Statut : voncours restreint / projet non retenu
Architectes et scénographes : FIGURES+DRATLER & DUTHOIT,
cheffe de projet : Eva Simon Thomas
Muséographes : KANTARA
Graphisme : STUDIO LEBLEU
Multimédia : Mardi 8
Structure : MCIS
Fluides : IMAEE
Economie : ECHOES
Acoustique : INGEMANSSON

 L'ANALYSE DU CONTEXTE ET DES ENJEUX DU PROJET

	Schirmeck et le Mémorial Alsace-Moselle œuvrent depuis plus de 20 ans au devoir de mémoire. Une lutte active pour que jamais l’on n’oublie et que l’on se souvienne que la guerre et les tensions entre les peuples peuvent ressurgir si l’on n’y prend pas garde. Que l’on se souvienne qu’un peuple, pris dans les affres géostratégiques, doit s’y soumettre. Et si l’individu à la possibilité de choisir son camp, c’est un choix au détriment de sa liberté, souvent au détriment de sa propre vie. 
La guerre, l’Alsace et la Moselle l’ont vu de près. Une guerre fratricide pour un peuple qui fut tantôt Allemand, tantôt Français. Un territoire à l’identité complexe, meurtrie par des choix et des intérêts qui le dépassent. Un territoire qui sait que l’Europe n’a pas toujours été là et que nos amis d’aujourd’hui ont pu être, durant un temps, nos ennemis… Le devoir de mémoire est là pour nous le rappeler, pour ne pas oublier les sacrifices, pour ne pas oublier les morts, pour ne pas oublier que la paix se travaille, se mérite et qu’il faut en prendre soin. 

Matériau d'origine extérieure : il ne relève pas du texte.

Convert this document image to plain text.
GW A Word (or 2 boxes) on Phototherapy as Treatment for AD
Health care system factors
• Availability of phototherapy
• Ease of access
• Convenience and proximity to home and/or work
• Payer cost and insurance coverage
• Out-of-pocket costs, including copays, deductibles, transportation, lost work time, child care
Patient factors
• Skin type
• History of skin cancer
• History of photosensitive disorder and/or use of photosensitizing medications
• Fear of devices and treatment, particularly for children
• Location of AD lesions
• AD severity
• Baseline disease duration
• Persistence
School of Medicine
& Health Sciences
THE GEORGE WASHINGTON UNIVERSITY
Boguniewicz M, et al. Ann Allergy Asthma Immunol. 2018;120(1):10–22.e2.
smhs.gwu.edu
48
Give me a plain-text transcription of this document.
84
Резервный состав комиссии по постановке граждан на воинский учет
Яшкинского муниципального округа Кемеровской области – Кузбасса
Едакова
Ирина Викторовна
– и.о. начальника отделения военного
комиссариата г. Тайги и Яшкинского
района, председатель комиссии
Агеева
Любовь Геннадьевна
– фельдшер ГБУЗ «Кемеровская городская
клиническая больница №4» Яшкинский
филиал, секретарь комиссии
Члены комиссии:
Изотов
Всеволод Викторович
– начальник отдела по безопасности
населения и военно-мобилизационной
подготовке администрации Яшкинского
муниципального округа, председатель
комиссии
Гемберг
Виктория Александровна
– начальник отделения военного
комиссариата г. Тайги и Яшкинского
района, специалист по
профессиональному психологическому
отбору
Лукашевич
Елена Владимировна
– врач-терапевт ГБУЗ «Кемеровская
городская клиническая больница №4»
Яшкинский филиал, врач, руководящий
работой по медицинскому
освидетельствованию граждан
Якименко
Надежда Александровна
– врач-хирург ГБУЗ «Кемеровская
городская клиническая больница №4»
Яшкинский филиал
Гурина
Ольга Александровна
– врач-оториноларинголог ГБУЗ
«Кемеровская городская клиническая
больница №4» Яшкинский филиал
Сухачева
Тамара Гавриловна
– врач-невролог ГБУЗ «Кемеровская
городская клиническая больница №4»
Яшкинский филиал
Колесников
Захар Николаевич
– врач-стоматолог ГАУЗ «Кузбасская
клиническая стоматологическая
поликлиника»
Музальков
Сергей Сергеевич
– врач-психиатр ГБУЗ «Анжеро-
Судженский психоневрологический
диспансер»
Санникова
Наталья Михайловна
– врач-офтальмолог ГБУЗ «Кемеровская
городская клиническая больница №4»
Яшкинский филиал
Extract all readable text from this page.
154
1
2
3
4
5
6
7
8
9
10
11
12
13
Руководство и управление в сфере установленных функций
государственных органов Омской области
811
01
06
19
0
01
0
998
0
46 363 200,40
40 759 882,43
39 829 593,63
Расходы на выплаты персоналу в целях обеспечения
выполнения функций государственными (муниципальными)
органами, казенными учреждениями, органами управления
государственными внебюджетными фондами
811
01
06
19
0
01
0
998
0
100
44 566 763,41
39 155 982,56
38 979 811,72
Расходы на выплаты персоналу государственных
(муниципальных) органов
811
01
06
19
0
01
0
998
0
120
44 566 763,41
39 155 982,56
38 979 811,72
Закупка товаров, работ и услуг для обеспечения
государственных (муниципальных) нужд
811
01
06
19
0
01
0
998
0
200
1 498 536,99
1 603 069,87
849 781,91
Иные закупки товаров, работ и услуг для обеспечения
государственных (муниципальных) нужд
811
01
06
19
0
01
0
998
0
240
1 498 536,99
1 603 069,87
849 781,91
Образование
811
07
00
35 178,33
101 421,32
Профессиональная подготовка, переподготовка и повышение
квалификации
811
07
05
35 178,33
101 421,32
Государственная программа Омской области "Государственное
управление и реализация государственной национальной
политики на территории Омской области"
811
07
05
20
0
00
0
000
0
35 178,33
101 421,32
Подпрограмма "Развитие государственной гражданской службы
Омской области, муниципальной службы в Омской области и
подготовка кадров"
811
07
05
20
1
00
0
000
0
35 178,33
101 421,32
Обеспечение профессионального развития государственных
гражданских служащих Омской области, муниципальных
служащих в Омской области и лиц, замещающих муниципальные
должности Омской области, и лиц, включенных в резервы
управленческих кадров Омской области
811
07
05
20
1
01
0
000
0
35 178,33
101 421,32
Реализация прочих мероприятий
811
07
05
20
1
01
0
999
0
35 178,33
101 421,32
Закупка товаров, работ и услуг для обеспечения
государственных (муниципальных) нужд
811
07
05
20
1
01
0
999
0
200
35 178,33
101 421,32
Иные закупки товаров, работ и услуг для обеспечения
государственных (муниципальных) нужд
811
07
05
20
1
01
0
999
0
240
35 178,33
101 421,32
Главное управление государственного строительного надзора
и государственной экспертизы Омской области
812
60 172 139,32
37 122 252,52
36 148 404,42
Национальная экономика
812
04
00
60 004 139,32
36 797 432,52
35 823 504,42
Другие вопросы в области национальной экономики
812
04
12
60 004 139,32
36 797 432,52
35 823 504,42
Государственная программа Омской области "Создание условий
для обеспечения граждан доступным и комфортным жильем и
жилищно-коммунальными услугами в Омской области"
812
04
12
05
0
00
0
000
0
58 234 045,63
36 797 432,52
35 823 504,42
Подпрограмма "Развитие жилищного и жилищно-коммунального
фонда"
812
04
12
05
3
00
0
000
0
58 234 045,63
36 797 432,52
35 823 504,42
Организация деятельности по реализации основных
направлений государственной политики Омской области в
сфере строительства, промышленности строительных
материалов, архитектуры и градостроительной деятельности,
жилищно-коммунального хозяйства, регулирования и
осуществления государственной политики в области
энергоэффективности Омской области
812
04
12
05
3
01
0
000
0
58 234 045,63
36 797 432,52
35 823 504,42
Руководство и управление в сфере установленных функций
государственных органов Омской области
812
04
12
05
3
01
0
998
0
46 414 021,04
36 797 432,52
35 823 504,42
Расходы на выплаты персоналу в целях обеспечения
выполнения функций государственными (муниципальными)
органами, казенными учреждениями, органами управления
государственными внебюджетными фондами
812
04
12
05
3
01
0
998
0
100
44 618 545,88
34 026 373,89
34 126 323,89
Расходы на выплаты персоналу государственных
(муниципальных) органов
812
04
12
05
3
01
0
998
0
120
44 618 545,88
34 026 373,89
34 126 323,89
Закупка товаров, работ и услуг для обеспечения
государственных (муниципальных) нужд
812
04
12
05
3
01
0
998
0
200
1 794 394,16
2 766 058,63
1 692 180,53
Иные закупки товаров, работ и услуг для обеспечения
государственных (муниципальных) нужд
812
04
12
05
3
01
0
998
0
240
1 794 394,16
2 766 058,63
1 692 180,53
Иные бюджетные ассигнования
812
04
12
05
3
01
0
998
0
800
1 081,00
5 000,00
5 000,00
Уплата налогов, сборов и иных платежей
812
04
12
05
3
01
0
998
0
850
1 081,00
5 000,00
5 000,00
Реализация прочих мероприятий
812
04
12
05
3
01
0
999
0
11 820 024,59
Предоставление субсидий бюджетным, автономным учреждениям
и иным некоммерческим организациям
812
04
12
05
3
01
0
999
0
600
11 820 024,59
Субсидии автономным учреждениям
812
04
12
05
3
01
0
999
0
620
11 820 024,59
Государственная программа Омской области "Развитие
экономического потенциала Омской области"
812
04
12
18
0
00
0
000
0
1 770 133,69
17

Le site de Schirmeck où fut inauguré le 18 juin 2005 le Mémorial Alsace-Moselle est à lui seul un lieu de symboles, un résumé grandeur nature des caractéristiques du territoire. Ville à la croisée des chemins et à l’articulation des nombreuses forces géologiques, territoriales, sociologiques et historiques, nous avons affaire à un lieu de caractère. Riche de sens, d’attraits, mais également de contraintes et de problématiques. Nous sommes persuadés que c’est précisément ces ensembles de forces qui font d’un lieu, un lieu singulier et qui peuvent faire d’un projet, un beau projet. Nous sommes persuadés que c’est précisément dans cette complémentarité et dans ces ensembles de forces que le projet trouvera sa place, son sens et sa puissance évocatrice. 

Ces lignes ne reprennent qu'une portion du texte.